ATHENES: Le président libanais Joseph Aoun a demandé lundi l'aide de la Grèce "autant que possible" pour l'application de l'accord cadre conclu entre Israël et le Liban fin juin, sous l'égide des Etats-Unis.

"Cet accord doit être mis en oeuvre dans son intégralité et non de manière sélective", a souligné le président Aoun, lors d'un point-presse avec le Premier ministre grec Kyriakos Mitsotakis, à Athènes.

"Nous demandons autant que possible l'assistance de la Grèce pour aider le Liban à le mettre en oeuvre" et "l'aide de la Grèce dans toutes les instances internationales", y compris "aux Nations unies", a-t-il ajouté.

L'accord conclu le 26 juin entre Israël et le Liban, sous l'égide des Etats-Unis, prévoit que l'armée libanaise rétablisse son autorité dans le sud du pays, sous réserve du désarmement du Hezbollah, à commencer par des "zones pilotes" dont se retirerait l'armée israélienne.

Le Hezbollah a entraîné le Liban dans la guerre régionale en menant des frappes sur Israël en soutien à Téhéran, le 2 mars, déclenchant des bombardements aériens israéliens massifs et une offensive terrestre, qui ont fait plus de 4.300 morts, selon les autorités libanaises.

Le président Aoun a particulièrement insisté sur "le retrait total de l'occupation (israélienne: ndrl) et le contrôle complet de notre territoire par nos seules forces armées".

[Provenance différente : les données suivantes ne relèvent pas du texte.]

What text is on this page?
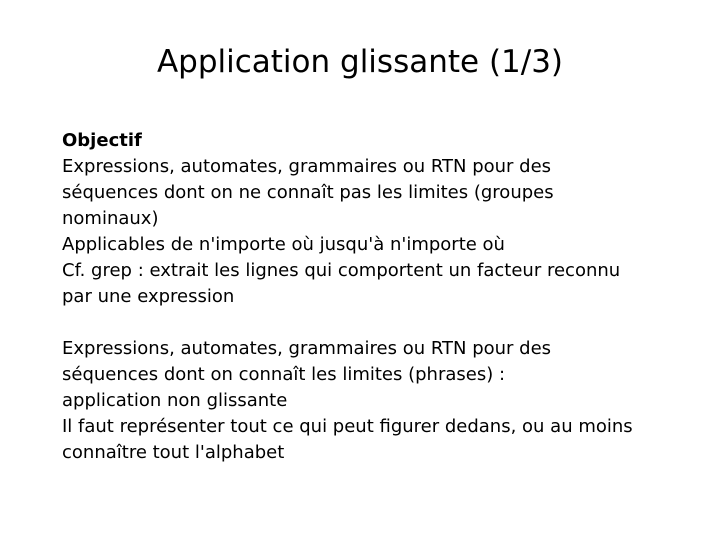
Application glissante (1/3)
Objectif
Expressions, automates, grammaires ou RTN pour des
séquences dont on ne connaît pas les limites (groupes
nominaux)
Applicables de n'importe où jusqu'à n'importe où
Cf. grep : extrait les lignes qui comportent un facteur reconnu
par une expression
Expressions, automates, grammaires ou RTN pour des
séquences dont on connaît les limites (phrases) :
application non glissante
Il faut représenter tout ce qui peut figurer dedans, ou au moins
connaître tout l'alphabet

Pour sa part, Kyriakos Mitsotakis a assuré que la Grèce soutenait "sans aucune réserve la souveraineté, l'indépendance, mais aussi l'unité du Liban".

"La Grèce, en tant qu'ami traditionnel à la fois du Liban et du monde arabe, et en même temps partenaire stratégique d'Israël, est prête à soutenir tout effort de désescalade et de compréhension mutuelle", a-t-il insisté, rappelant que son pays a envoyé de l'aide militaire et humanitaire au Liban.

La Grèce entretient historiquement de bonnes relations avec les pays arabes, en développant parallèlement ces dernières années une coopération étroite avec l'Israël en matière de sécurité et de défense.

Lundi, Athènes s'est félicité d'avoir signé un accord majeur avec Israël pour l'achat d'un système de défense antiaérienne d'environ trois milliards d'euros.